A quasi 4 anni di distanza l'ex fuoriclasse francese su El Pais torna sull'episodio della testata a Materazzi: “E’ chiaro che mi dispiace. Però se io chiedessi perdono ammetterei che ciò che ha fatto lui è normale. E per me non fu normale. Mi scusai con la squadra, ma farlo con lui significherebbe mancare di rispetto a me stesso"
{mosimage}MADRID – Stiamo per arrivare al quarto anniversario ma Zinedine Zidane non dimentica. E soprattutto non perdona. Intervistato dal Pais fa attenzione a non nominare mai Materazzi ma non fa nulla per nascondere i propri sentimenti nei confronti del difensore dell’Inter. Anzi. Sembra un fiume in piena Zizou: i ricordi di quel movimentato finale della finale di Berlino appaiono indelebili, e bruciano. Da morire. “Preferisco morire che chiedere perdono a un malvagio” titola El Pais, che ritorna su quello che definisce un “magnifico cabezazo” e lascia la parola al francese.
PREFERISCO MORIRE — “E’ chiaro che mi dispiace. Però se io chiedessi ‘perdono’ ammetterei che ciò che ha fatto lui è normale. E per me non fu normale. In campo succedono tante cose. Non era la prima volta che mi trovavo in una situazione simile ma li non riuscii a resistere. Perché inoltre… non è una scusa, però mia madre stava male. Era in ospedale e questo la gente non lo sapeva. Per me era un brutto momento. Tante volte in carriera hanno insultato mia madre e non ho mai risposto. Però lì… lì risposi. E chiedere perdono a quello… Se fosse stato Kakà, un tipo normale, una buona persona chiaro che gli avrei chiesto scusa. A quello no! Se gli chiedo perdono manco di rispetto a me stesso e a tutte le persone alle quali tengo nel profondo dell’anima. Chiedo scusa al calcio, ai tifosi, alla squadra… Dopo la partita entrai negli spogliatoi e dissi: ‘Scusatemi. Lo so che non cambia nulla, però chiedo perdono a tutti’. Ma a lui non posso. Mai, mai… Sarebbe come disonorarmi… Preferisco morire”. E amen.
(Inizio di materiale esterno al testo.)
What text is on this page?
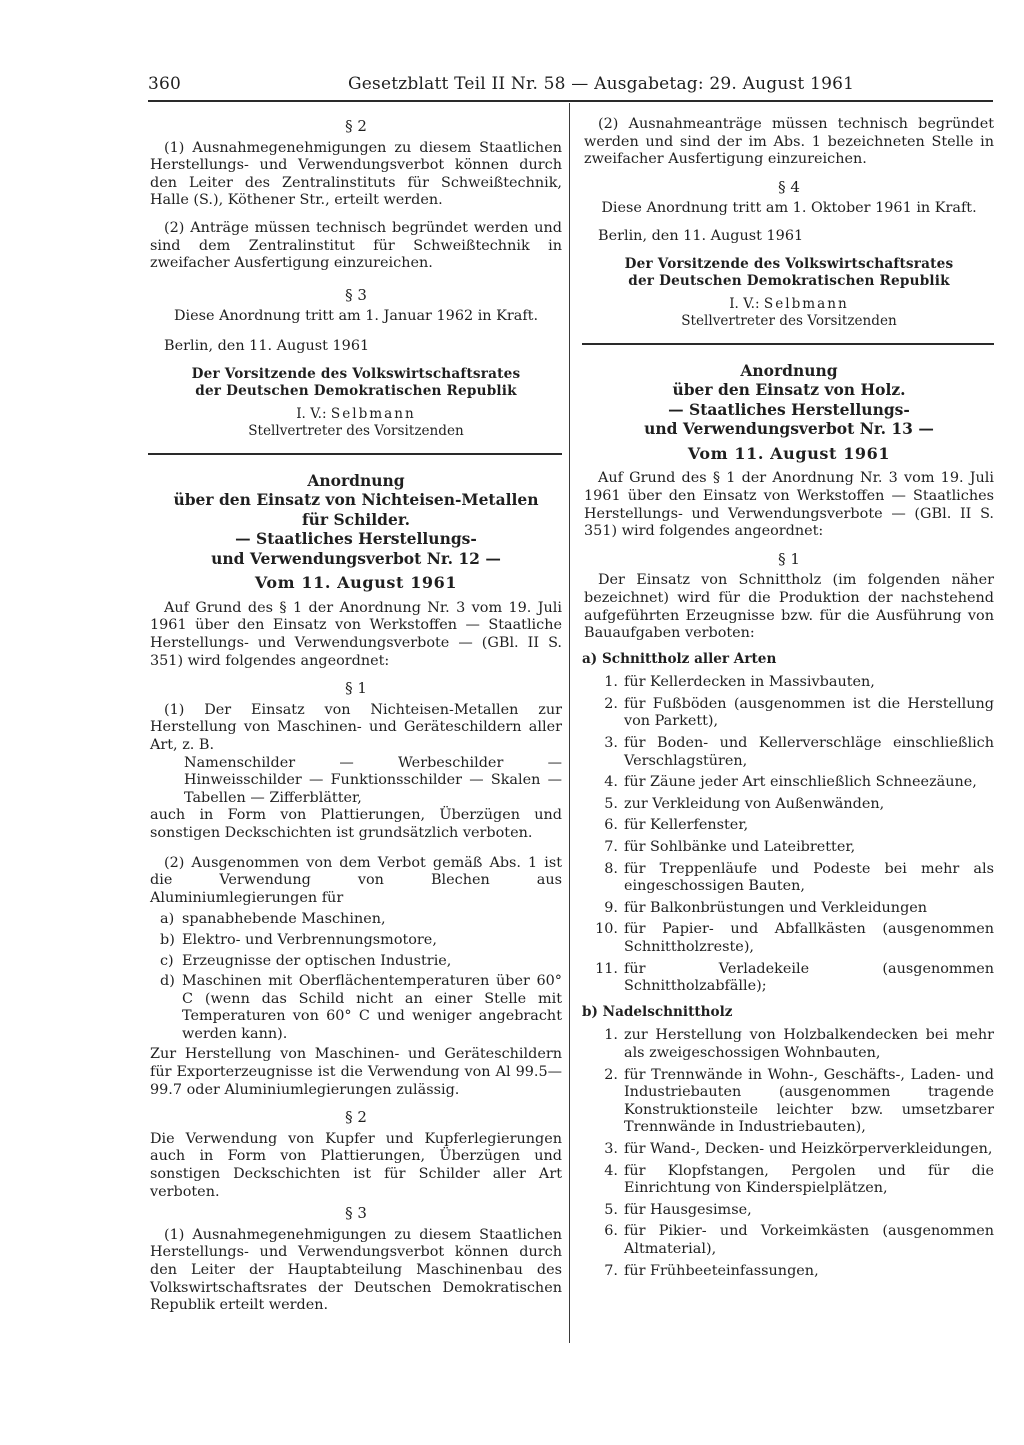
360	Gesetzblatt Teil II Nr. 58 — Ausgabetag: 29. August 1961
§ 2

(1) Ausnahmegenehmigungen zu diesem Staatlichen Herstellungs- und Verwendungsverbot können durch den Leiter des Zentralinstituts für Schweißtechnik, Halle (S.), Köthener Str., erteilt werden.

(2) Anträge müssen technisch begründet werden und sind dem Zentralinstitut für Schweißtechnik in zweifacher Ausfertigung einzureichen.

§ 3

Diese Anordnung tritt am 1. Januar 1962 in Kraft.

Berlin, den 11. August 1961

Der Vorsitzende des Volkswirtschaftsrates
der Deutschen Demokratischen Republik
I. V.: Selbmann
Stellvertreter des Vorsitzenden
Anordnung
über den Einsatz von Nichteisen-Metallen
für Schilder.
— Staatliches Herstellungs-
und Verwendungsverbot Nr. 12 —
Vom 11. August 1961

Auf Grund des § 1 der Anordnung Nr. 3 vom 19. Juli 1961 über den Einsatz von Werkstoffen — Staatliche Herstellungs- und Verwendungsverbote — (GBl. II S. 351) wird folgendes angeordnet:

§ 1

(1) Der Einsatz von Nichteisen-Metallen zur Herstellung von Maschinen- und Geräteschildern aller Art, z. B.

Namenschilder — Werbeschilder — Hinweisschilder — Funktionsschilder — Skalen — Tabellen — Zifferblätter,

auch in Form von Plattierungen, Überzügen und sonstigen Deckschichten ist grundsätzlich verboten.

(2) Ausgenommen von dem Verbot gemäß Abs. 1 ist die Verwendung von Blechen aus Aluminiumlegierungen für

a) spanabhebende Maschinen,
b) Elektro- und Verbrennungsmotore,
c) Erzeugnisse der optischen Industrie,
d) Maschinen mit Oberflächentemperaturen über 60° C (wenn das Schild nicht an einer Stelle mit Temperaturen von 60° C und weniger angebracht werden kann).

Zur Herstellung von Maschinen- und Geräteschildern für Exporterzeugnisse ist die Verwendung von Al 99.5—99.7 oder Aluminiumlegierungen zulässig.

§ 2

Die Verwendung von Kupfer und Kupferlegierungen auch in Form von Plattierungen, Überzügen und sonstigen Deckschichten ist für Schilder aller Art verboten.

§ 3

(1) Ausnahmegenehmigungen zu diesem Staatlichen Herstellungs- und Verwendungsverbot können durch den Leiter der Hauptabteilung Maschinenbau des Volkswirtschaftsrates der Deutschen Demokratischen Republik erteilt werden.

(2) Ausnahmeanträge müssen technisch begründet werden und sind der im Abs. 1 bezeichneten Stelle in zweifacher Ausfertigung einzureichen.

§ 4

Diese Anordnung tritt am 1. Oktober 1961 in Kraft.

Berlin, den 11. August 1961

Der Vorsitzende des Volkswirtschaftsrates
der Deutschen Demokratischen Republik
I. V.: Selbmann
Stellvertreter des Vorsitzenden
Anordnung
über den Einsatz von Holz.
— Staatliches Herstellungs-
und Verwendungsverbot Nr. 13 —
Vom 11. August 1961

Auf Grund des § 1 der Anordnung Nr. 3 vom 19. Juli 1961 über den Einsatz von Werkstoffen — Staatliches Herstellungs- und Verwendungsverbote — (GBl. II S. 351) wird folgendes angeordnet:

§ 1

Der Einsatz von Schnittholz (im folgenden näher bezeichnet) wird für die Produktion der nachstehend aufgeführten Erzeugnisse bzw. für die Ausführung von Bauaufgaben verboten:

a) Schnittholz aller Arten
1. für Kellerdecken in Massivbauten,
2. für Fußböden (ausgenommen ist die Herstellung von Parkett),
3. für Boden- und Kellerverschläge einschließlich Verschlagstüren,
4. für Zäune jeder Art einschließlich Schneezäune,
5. zur Verkleidung von Außenwänden,
6. für Kellerfenster,
7. für Sohlbänke und Lateibretter,
8. für Treppenläufe und Podeste bei mehr als eingeschossigen Bauten,
9. für Balkonbrüstungen und Verkleidungen
10. für Papier- und Abfallkästen (ausgenommen Schnittholzreste),
11. für Verladekeile (ausgenommen Schnittholzabfälle);
b) Nadelschnittholz
1. zur Herstellung von Holzbalkendecken bei mehr als zweigeschossigen Wohnbauten,
2. für Trennwände in Wohn-, Geschäfts-, Laden- und Industriebauten (ausgenommen tragende Konstruktionsteile leichter bzw. umsetzbarer Trennwände in Industriebauten),
3. für Wand-, Decken- und Heizkörperverkleidungen,
4. für Klopfstangen, Pergolen und für die Einrichtung von Kinderspielplätzen,
5. für Hausgesimse,
6. für Pikier- und Vorkeimkästen (ausgenommen Altmaterial),
7. für Frühbeeteinfassungen,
I BUONI E I CATTIVI — Zidane cerca di trarre una lettura positiva dall’episodio, o quantomeno una lezione per i ragazzi che cominciano a giocare al calcio, come i suoi due figli tesserati per il Real Madrid. “Ai giovani va detto che si può giocare in maniera più nobile. In campo possono succedere cose sgradevoli ma il calcio è uno sport e non devono esserci umiliazioni. Io parlavo poco però anche io agli avversari dicevo delle cose, a seconda delle persone che avevo davanti. Ci sono rivali decisamente gradevoli, che fanno battute, che fanno ridere. Però in giro c’è anche gente malvagia. E questa persone non le voglio sentir parlare. Cosa mi possono dire? Nella mia carriera ho incontrato avversari divertenti, arbitri gradevoli e compagni che mi facevano ridere tutti i giorni. Come Ronaldo, un Fenomeno in tutti i sensi”.